Gran brutta bestia la prigione: quando ti tronca l’esistenza è capace di ingannarti persino sui tuoi stessi ricordi.

Ecco, a noi piace dunque immaginare Carmine Crocco in carcere come un animale ferito, che ha sempre vissuto all’aria aperta ed è costretto a patire la cattività. Non è facile mantenersi lucidi in quelle condizioni. È un combattente sconfitto, arrestato quando già aveva cessato la guerra e probabilmente sognava un termine della vita nell’anonimato. Ma nel chiuso della galera è visitato da un militare, intervistato sulla sua vita, sente destarsi l’attenzione su un’esistenza più che notevole. Ci sta che riandando con la mente agli anni che furono potesse non tutto ricordare, non tutto ricostruire. È perfettamente comprensibile il tentativo di giustificarsi, così come il pedaggio di corrispondere nel racconto a certi luoghi comuni che il pubblico amava sentir raccontare.

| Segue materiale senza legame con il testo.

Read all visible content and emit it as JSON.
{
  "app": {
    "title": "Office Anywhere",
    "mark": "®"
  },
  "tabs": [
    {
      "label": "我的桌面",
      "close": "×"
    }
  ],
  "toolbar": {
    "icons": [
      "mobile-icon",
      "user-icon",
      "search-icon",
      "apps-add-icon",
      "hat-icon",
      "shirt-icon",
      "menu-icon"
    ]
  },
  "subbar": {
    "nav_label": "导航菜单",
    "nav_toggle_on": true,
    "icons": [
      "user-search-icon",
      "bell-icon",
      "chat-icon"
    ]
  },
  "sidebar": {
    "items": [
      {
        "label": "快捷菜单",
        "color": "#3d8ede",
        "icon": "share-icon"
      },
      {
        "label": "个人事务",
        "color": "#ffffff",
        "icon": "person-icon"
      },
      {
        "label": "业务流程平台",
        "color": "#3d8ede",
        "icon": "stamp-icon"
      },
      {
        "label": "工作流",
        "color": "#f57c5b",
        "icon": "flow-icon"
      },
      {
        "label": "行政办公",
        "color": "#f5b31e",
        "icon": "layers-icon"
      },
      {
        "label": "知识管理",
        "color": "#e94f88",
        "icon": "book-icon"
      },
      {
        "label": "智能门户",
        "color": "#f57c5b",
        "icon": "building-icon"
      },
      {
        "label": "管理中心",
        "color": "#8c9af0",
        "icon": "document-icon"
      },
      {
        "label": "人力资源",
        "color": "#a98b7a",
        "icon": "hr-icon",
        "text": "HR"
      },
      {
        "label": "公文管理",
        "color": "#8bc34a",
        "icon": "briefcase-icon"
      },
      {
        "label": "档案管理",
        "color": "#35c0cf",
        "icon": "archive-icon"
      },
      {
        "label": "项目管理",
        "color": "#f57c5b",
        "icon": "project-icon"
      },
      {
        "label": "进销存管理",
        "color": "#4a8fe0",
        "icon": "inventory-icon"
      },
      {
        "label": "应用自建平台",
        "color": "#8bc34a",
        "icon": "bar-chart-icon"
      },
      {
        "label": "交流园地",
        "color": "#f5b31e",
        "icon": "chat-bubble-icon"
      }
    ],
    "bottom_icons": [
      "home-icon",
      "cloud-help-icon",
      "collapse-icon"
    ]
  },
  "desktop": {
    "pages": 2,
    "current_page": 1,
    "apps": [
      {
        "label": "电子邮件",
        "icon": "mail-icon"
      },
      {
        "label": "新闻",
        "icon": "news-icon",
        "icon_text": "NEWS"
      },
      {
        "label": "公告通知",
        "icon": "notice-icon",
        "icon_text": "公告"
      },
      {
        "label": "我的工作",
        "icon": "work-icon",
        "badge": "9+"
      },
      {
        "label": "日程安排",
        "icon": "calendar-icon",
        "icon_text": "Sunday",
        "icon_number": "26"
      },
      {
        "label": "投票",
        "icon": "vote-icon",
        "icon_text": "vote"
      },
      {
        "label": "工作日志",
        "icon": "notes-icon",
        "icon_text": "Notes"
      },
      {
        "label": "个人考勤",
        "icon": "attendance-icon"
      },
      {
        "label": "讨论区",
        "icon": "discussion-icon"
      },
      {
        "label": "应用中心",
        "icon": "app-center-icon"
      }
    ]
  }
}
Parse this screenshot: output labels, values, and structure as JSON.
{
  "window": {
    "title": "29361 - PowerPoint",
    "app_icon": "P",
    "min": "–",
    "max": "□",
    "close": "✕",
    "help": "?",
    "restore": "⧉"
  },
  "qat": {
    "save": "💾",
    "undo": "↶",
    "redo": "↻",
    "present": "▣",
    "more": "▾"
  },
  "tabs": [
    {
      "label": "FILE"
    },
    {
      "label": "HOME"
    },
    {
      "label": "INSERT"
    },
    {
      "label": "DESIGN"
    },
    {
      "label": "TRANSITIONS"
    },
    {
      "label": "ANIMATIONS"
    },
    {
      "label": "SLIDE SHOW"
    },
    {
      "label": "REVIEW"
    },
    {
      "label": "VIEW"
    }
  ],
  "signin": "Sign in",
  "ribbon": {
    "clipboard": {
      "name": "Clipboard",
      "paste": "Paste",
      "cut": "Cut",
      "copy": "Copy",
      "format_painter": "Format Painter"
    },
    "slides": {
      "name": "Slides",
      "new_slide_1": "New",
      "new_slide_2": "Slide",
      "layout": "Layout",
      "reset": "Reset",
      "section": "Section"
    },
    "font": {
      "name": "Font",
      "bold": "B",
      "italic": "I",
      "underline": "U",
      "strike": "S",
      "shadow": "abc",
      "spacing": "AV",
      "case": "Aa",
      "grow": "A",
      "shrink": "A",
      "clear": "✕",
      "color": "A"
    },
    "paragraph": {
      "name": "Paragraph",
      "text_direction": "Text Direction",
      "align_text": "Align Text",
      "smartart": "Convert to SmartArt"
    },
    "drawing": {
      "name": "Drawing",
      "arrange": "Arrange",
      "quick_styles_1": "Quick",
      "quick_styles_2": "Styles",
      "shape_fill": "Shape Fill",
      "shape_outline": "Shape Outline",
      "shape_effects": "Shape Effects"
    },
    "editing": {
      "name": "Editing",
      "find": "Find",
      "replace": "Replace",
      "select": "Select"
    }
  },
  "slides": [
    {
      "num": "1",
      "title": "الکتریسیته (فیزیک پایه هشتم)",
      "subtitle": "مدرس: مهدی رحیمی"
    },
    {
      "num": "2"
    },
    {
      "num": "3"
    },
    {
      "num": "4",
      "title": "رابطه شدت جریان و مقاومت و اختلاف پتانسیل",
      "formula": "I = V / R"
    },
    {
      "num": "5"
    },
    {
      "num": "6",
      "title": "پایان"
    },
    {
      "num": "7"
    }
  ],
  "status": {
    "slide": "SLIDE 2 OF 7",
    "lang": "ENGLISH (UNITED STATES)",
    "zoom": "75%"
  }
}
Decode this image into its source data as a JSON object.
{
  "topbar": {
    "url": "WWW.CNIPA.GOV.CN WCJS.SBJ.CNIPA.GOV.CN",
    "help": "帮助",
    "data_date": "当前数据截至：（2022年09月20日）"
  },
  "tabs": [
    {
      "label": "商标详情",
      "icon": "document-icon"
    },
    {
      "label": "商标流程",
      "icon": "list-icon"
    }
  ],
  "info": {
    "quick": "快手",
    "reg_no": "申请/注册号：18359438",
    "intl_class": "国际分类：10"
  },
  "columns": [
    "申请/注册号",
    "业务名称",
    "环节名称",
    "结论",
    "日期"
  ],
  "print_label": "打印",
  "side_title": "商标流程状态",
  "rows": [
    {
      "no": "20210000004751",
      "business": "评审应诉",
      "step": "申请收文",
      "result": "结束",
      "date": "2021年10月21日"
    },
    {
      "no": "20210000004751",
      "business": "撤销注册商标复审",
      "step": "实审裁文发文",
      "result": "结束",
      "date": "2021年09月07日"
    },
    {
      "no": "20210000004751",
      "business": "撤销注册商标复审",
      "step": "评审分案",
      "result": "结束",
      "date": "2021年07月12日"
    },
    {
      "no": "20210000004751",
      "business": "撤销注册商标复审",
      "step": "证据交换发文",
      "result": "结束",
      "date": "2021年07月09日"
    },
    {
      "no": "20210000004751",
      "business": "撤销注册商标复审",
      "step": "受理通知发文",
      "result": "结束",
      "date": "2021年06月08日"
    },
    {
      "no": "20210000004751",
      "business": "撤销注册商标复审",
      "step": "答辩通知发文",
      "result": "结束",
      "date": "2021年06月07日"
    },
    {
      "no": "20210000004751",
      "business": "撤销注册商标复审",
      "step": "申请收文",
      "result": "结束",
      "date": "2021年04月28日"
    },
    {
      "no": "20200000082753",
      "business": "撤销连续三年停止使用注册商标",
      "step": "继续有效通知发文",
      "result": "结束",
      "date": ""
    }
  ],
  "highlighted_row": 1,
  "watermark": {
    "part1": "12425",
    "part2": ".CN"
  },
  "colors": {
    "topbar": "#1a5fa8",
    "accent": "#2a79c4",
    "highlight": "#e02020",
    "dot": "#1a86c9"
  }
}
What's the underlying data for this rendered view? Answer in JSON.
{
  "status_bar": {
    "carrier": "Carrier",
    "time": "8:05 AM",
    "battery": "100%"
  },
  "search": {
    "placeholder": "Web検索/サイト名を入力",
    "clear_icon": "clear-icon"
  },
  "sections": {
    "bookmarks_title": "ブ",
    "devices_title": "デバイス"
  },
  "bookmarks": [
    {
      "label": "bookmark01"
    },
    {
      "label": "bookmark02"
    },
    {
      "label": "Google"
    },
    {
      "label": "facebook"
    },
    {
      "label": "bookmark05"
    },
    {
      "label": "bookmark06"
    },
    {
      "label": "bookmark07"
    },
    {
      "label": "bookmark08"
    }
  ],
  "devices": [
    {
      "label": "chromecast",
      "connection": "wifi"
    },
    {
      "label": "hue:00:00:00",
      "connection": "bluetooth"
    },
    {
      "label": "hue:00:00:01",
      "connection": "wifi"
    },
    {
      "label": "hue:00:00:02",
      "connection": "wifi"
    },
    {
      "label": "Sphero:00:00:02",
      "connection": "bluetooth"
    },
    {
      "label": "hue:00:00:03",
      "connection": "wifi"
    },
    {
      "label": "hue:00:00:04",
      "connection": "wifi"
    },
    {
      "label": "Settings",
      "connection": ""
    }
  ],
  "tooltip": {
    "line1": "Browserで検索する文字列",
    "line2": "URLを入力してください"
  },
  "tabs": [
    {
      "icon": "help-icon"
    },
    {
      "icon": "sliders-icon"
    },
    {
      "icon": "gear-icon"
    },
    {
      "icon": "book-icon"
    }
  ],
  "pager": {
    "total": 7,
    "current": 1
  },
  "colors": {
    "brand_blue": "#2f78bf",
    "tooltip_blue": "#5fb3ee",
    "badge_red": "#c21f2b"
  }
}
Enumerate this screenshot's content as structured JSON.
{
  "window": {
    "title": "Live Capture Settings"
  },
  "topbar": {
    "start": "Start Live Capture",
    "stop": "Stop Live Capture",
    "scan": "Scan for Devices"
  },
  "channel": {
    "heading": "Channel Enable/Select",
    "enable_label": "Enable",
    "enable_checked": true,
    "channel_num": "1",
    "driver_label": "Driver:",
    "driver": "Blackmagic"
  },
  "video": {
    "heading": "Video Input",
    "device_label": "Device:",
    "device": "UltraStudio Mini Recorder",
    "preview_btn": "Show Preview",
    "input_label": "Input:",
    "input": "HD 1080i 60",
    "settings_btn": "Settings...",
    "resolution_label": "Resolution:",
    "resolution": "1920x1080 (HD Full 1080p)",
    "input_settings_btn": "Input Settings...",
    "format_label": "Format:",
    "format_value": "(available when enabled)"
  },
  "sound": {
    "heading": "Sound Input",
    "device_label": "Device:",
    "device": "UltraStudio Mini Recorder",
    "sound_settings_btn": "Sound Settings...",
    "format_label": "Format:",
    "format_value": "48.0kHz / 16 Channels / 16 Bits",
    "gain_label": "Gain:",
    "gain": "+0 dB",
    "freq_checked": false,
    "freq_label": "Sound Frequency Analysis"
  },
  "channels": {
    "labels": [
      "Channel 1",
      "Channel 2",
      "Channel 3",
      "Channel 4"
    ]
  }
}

E in fondo da un certo punto di vista meglio così. Difficilmente la sua persona sarebbe sopravvissuta al tempo se non fosse stata circondata da un’atmosfera da romanzo d’avventura; se avesse davvero raccontato tutto così com’era avvenuto non si ritroverebbe oggi con quasi l’aureola del santo.

Così facendo Carmine Crocco forse rendeva più ardua la ricostruzione della verità (ma poco male, un po’ di sforzo e ce la si fa!); però sfuggendo alla storia si consegnava dritto dritto nelle mani della leggenda.